Received 2 March 2016; accepted 8 May 2016; published 11 May 2016

1. Introduction

Traditional point-to-point control systems are currently being replaced by networks in modern manufacturing systems. These networks reduce cost by decreasing the amount of electrical wiring and also decrease maintenance costs. These Networked Control Systems (NCSs) transmit packets that have real-time constraints. These packets are small and frequent. They originate from a Sensor node (S) that samples a physical phenomenon, such as temperature, either regularly (in clock-driven systems) or when there is a system change (in event-driven

systems). A packet is then sent to a controller (K) that decapsulates it, calculates the control decision, encapsulates this decision and sends it over the network to an Actuator node (A).

Currently, the most commonly used network protocols in NCSs are CAN, PROFIBUS, Ethernet/IP, ControlNET and DeviceNET [1] [2] . However, a new trend has recently gained momentum, namely the use of Ethernet [3] - [9] . This is expected to significantly reduce equipment cost as well as installation and maintenance costs in the context of factory automation. Moreover, non-real-time traffic can then be added to the control traffic on the same network; this will enable, for instance, a maintenance engineer to remotely login to the machine while it is running.

However, it is important to remember here that the non-real-time traffic may cause the control traffic to violate system delay constraints. In [10] , it was proven that a careful design of the system and the amount of traffic carried by the network, can guarantee correct system operation.

Furthermore, an NCS architecture that typically has higher performance than conventional architectures is the Sensor-to-Actuator (S2A) architecture. In this architecture, each actuator has its own controller integrated in the same node. As such control packets are transmitted directly from the sensors nodes to the integrated actuator nodes over one hop instead of over two hops as in traditional in-loop controller architectures.

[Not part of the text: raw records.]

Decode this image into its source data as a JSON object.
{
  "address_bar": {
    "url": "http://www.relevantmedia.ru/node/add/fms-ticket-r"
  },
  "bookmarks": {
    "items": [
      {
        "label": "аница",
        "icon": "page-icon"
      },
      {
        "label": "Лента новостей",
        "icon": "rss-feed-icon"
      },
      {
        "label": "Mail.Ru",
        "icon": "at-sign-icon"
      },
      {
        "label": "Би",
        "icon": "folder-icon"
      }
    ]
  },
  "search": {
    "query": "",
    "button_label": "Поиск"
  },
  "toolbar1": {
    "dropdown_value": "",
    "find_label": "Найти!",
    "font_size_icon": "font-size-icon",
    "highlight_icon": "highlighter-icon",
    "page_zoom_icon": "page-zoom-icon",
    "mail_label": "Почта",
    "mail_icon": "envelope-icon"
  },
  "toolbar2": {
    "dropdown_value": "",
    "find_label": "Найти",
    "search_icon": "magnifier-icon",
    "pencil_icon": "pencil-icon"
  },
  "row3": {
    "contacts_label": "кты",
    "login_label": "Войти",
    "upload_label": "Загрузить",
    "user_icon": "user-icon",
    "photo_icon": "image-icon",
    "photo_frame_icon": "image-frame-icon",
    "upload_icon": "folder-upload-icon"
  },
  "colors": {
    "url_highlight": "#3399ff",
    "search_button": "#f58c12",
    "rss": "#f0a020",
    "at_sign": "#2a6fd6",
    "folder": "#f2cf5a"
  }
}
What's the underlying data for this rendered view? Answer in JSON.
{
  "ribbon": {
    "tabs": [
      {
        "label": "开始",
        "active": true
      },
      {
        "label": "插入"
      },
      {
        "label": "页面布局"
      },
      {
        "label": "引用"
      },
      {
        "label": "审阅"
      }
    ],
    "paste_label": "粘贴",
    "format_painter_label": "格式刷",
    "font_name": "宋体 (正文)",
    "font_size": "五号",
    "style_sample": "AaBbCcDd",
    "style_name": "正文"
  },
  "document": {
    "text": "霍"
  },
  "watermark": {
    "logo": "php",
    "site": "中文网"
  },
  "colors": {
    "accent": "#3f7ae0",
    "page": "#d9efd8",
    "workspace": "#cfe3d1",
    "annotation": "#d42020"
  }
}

Both the conventional in-loop and the S2A architectures need to be very reliable in order to reduce down time. Fault-tolerance is therefore a very important design aspect to be considered. In [11] - [15] , fault-tolerance was incorporated in the in-loop architecture whether at the sensor, controller or actuator levels. In [16] - [19] , fault- tolerance was also incorporated at the network fabric level. Regarding the S2A architecture, fault-tolerance was incorporated at the controller level in [12] and at the sensor level in [13] . In all these works, it was shown that the fault-tolerant system did not violate any control system requirement.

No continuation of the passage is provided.